Andy Dalton carried more expectations into this year than anyone. After the trade of Carson Palmer, and a solid rookie season, fans were ready for him to step into the role of franchise QB. However, it hasn’t been that easy. Dalton, with defenses having a year’s worth of tape on him, have been able to slow his rise to stardom. He has been solid, but is still having growing pains as well. His pocket presence has been questionable, with him alternating between leaving too soon, and holding the ball too long, which has led to sacks and turnovers. He’s thrown an interception in every game so far. He needs help from a better running game and more consistency from his receivers, which will open the field up and make the play-action more viable. He’s got the intelligence and skills to thrive, but still needs time.
BenJarvus Green-Ellis was acquired in the offseason to be the workhorse in the backfield.

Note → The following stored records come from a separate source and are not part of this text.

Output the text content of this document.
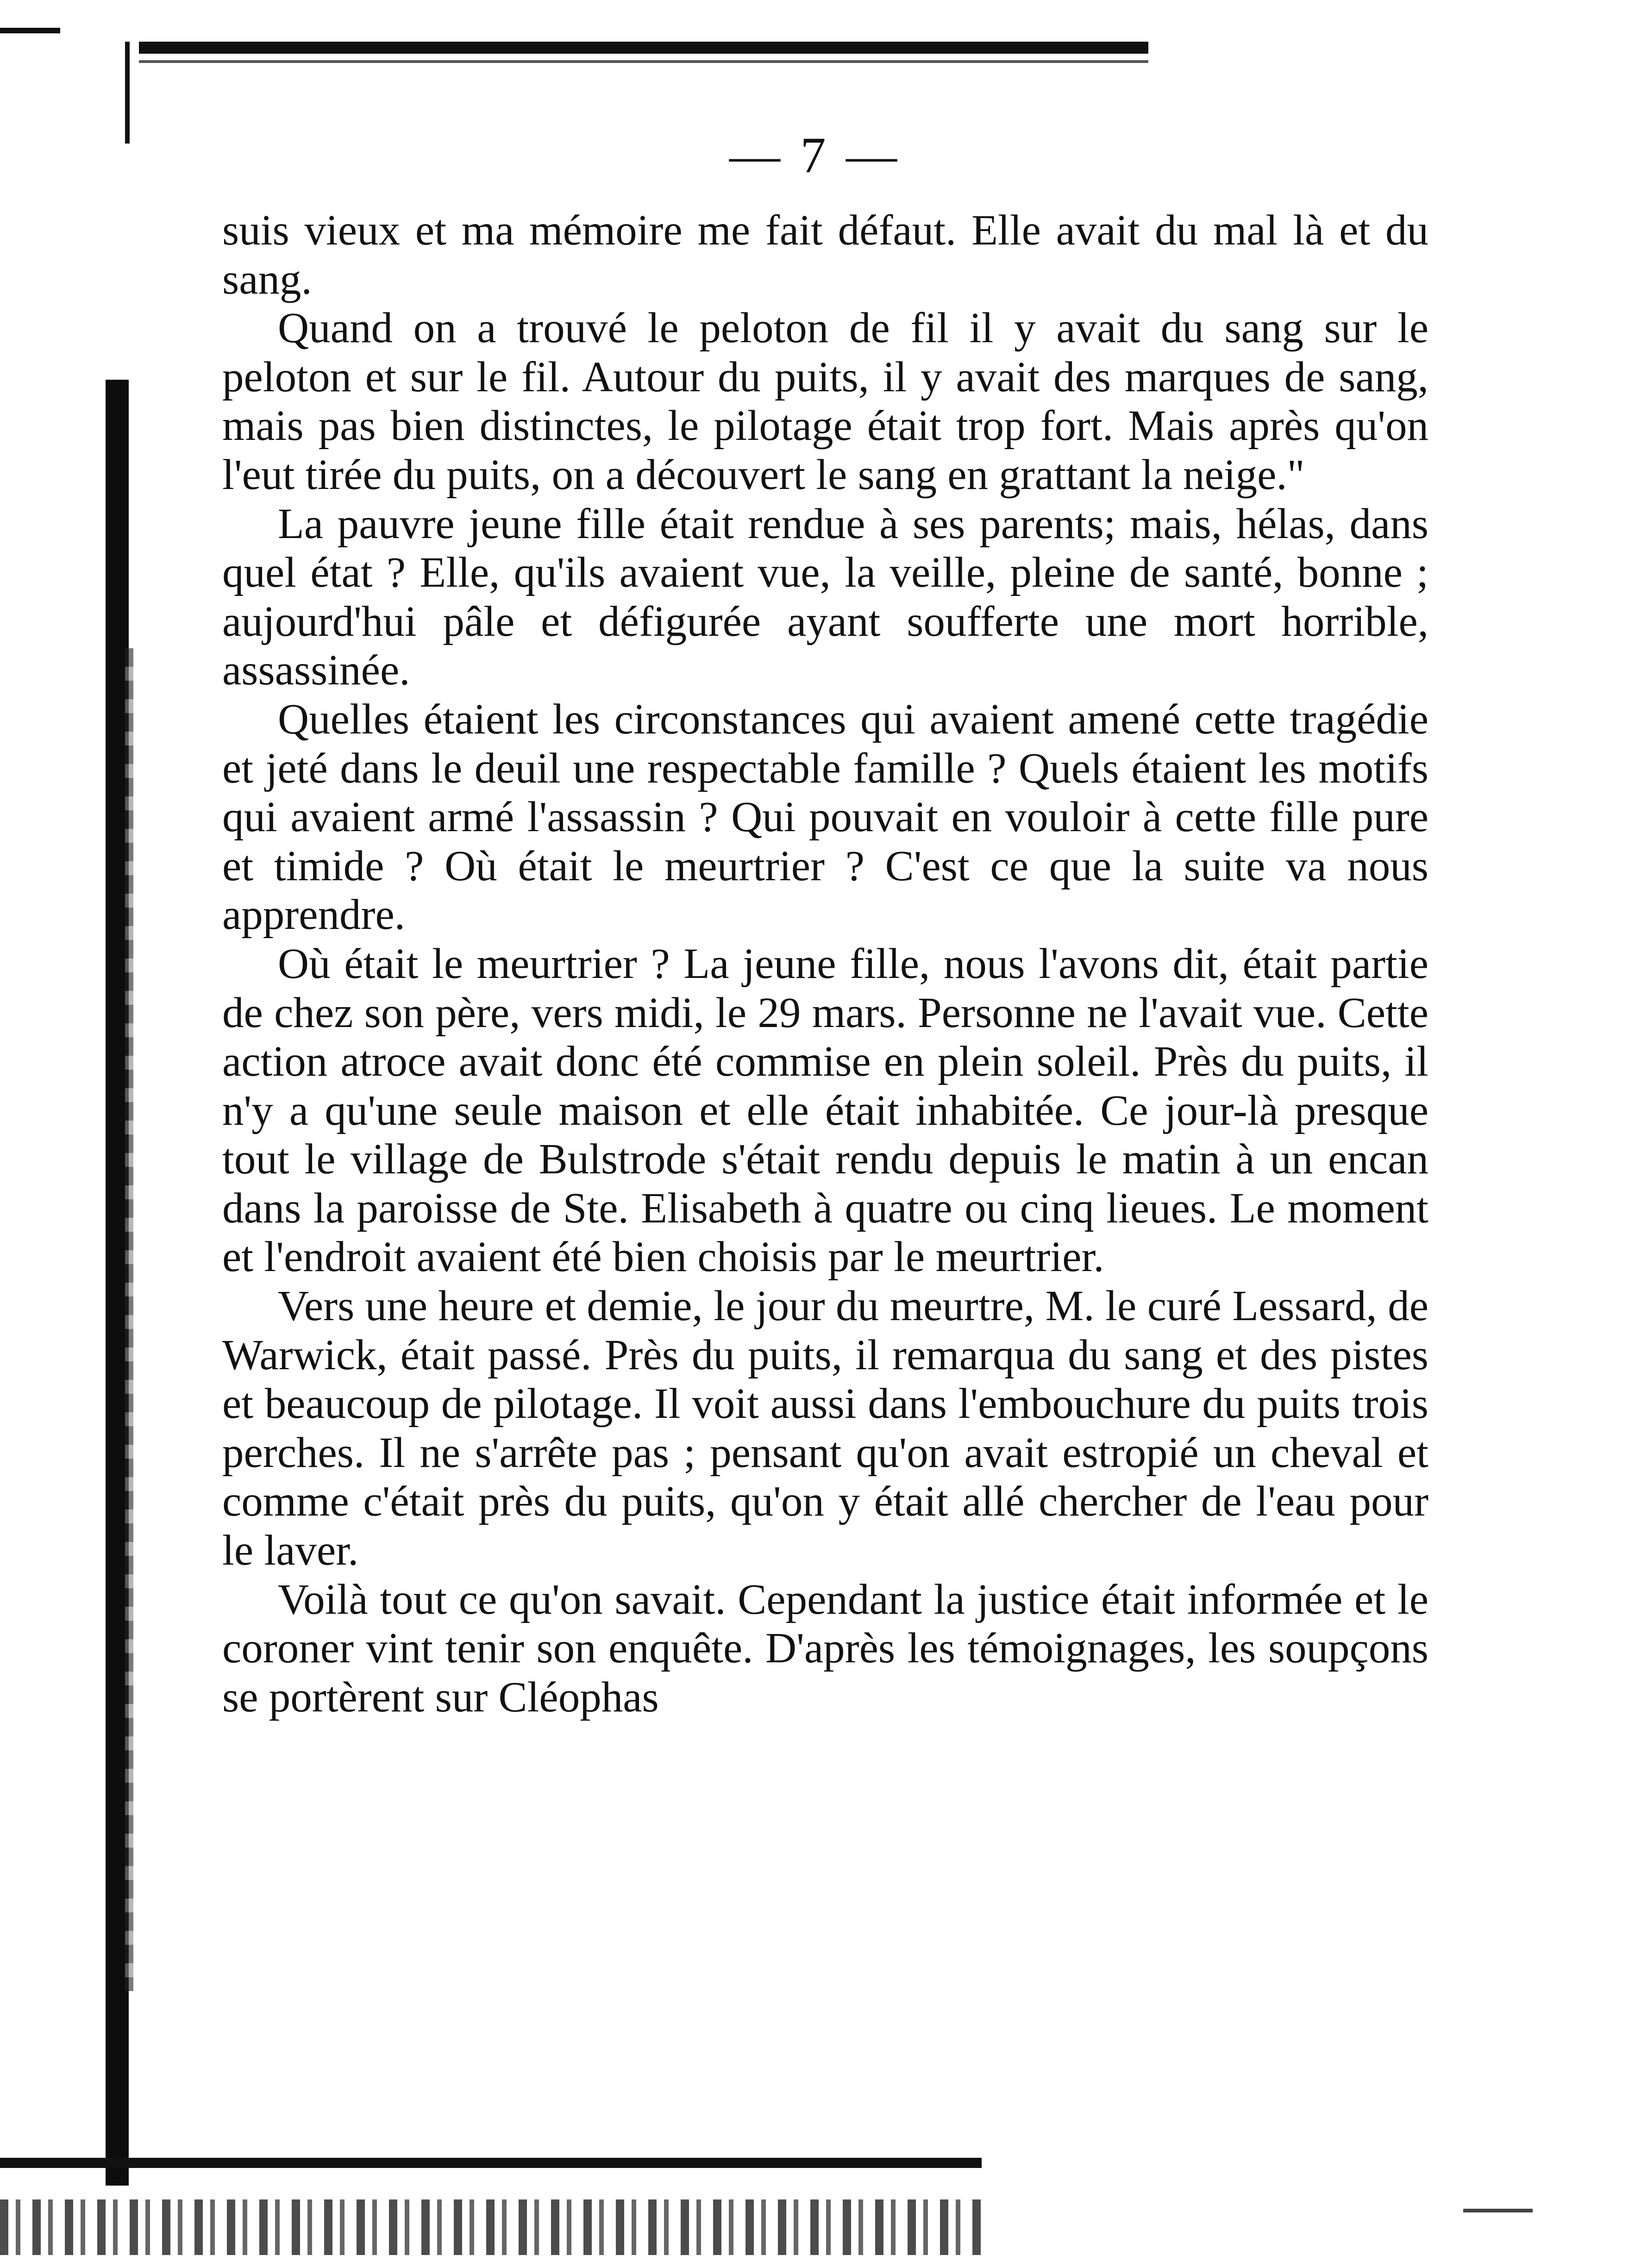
— 7 —

suis vieux et ma mémoire me fait défaut. Elle avait du mal là et du sang.

Quand on a trouvé le peloton de fil il y avait du sang sur le peloton et sur le fil. Autour du puits, il y avait des marques de sang, mais pas bien distinctes, le pilotage était trop fort. Mais après qu'on l'eut tirée du puits, on a découvert le sang en grattant la neige."

La pauvre jeune fille était rendue à ses parents; mais, hélas, dans quel état ? Elle, qu'ils avaient vue, la veille, pleine de santé, bonne ; aujourd'hui pâle et défigurée ayant soufferte une mort horrible, assassinée.

Quelles étaient les circonstances qui avaient amené cette tragédie et jeté dans le deuil une respectable famille ? Quels étaient les motifs qui avaient armé l'assassin ? Qui pouvait en vouloir à cette fille pure et timide ? Où était le meurtrier ? C'est ce que la suite va nous apprendre.

Où était le meurtrier ? La jeune fille, nous l'avons dit, était partie de chez son père, vers midi, le 29 mars. Personne ne l'avait vue. Cette action atroce avait donc été commise en plein soleil. Près du puits, il n'y a qu'une seule maison et elle était inhabitée. Ce jour-là presque tout le village de Bulstrode s'était rendu depuis le matin à un encan dans la paroisse de Ste. Elisabeth à quatre ou cinq lieues. Le moment et l'endroit avaient été bien choisis par le meurtrier.

Vers une heure et demie, le jour du meurtre, M. le curé Lessard, de Warwick, était passé. Près du puits, il remarqua du sang et des pistes et beaucoup de pilotage. Il voit aussi dans l'embouchure du puits trois perches. Il ne s'arrête pas ; pensant qu'on avait estropié un cheval et comme c'était près du puits, qu'on y était allé chercher de l'eau pour le laver.

Voilà tout ce qu'on savait. Cependant la justice était informée et le coroner vint tenir son enquête. D'après les témoignages, les soupçons se portèrent sur Cléophas
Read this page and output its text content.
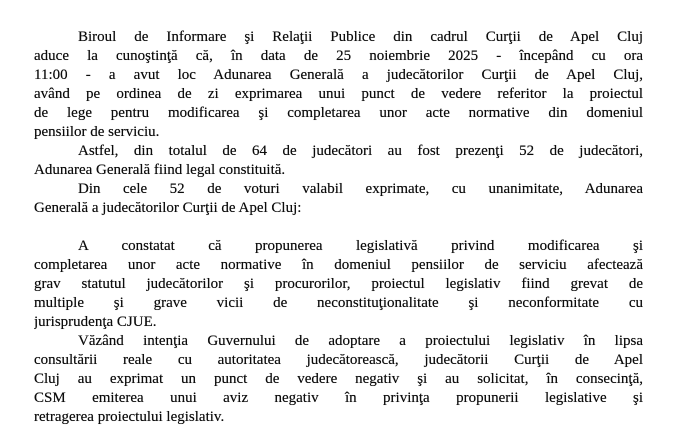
Biroul de Informare şi Relaţii Publice din cadrul Curţii de Apel Cluj
aduce la cunoştinţă că, în data de 25 noiembrie 2025 - începând cu ora
11:00 - a avut loc Adunarea Generală a judecătorilor Curţii de Apel Cluj,
având pe ordinea de zi exprimarea unui punct de vedere referitor la proiectul
de lege pentru modificarea şi completarea unor acte normative din domeniul
pensiilor de serviciu.
Astfel, din totalul de 64 de judecători au fost prezenţi 52 de judecători,
Adunarea Generală fiind legal constituită.
Din cele 52 de voturi valabil exprimate, cu unanimitate, Adunarea
Generală a judecătorilor Curţii de Apel Cluj:
A constatat că propunerea legislativă privind modificarea şi
completarea unor acte normative în domeniul pensiilor de serviciu afectează
grav statutul judecătorilor şi procurorilor, proiectul legislativ fiind grevat de
multiple şi grave vicii de neconstituţionalitate şi neconformitate cu
jurisprudenţa CJUE.
Văzând intenţia Guvernului de adoptare a proiectului legislativ în lipsa
consultării reale cu autoritatea judecătorească, judecătorii Curţii de Apel
Cluj au exprimat un punct de vedere negativ şi au solicitat, în consecinţă,
CSM emiterea unui aviz negativ în privinţa propunerii legislative şi
retragerea proiectului legislativ.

His ability to drive the pile and get short yards, as well as his lack of fumbling made him a solid, though unspectacular choice. He has not had a great season in stripes, including more than one fumble. He has been good at pushing would-be tacklers forward, avoiding losses, but his ypc average is low, as he doesn’t have breakaway ability. Brian Leonard, as usual, has made a few nice plays, but isn’t an every down back. Bernard Scott‘s production has nonexistent due to injury. The running game has been a large reason for the struggles of the offense. Defenses don’t have to commit anything extra to stop it, so they aren’t fooled by play fakes, and can focus on the passing game.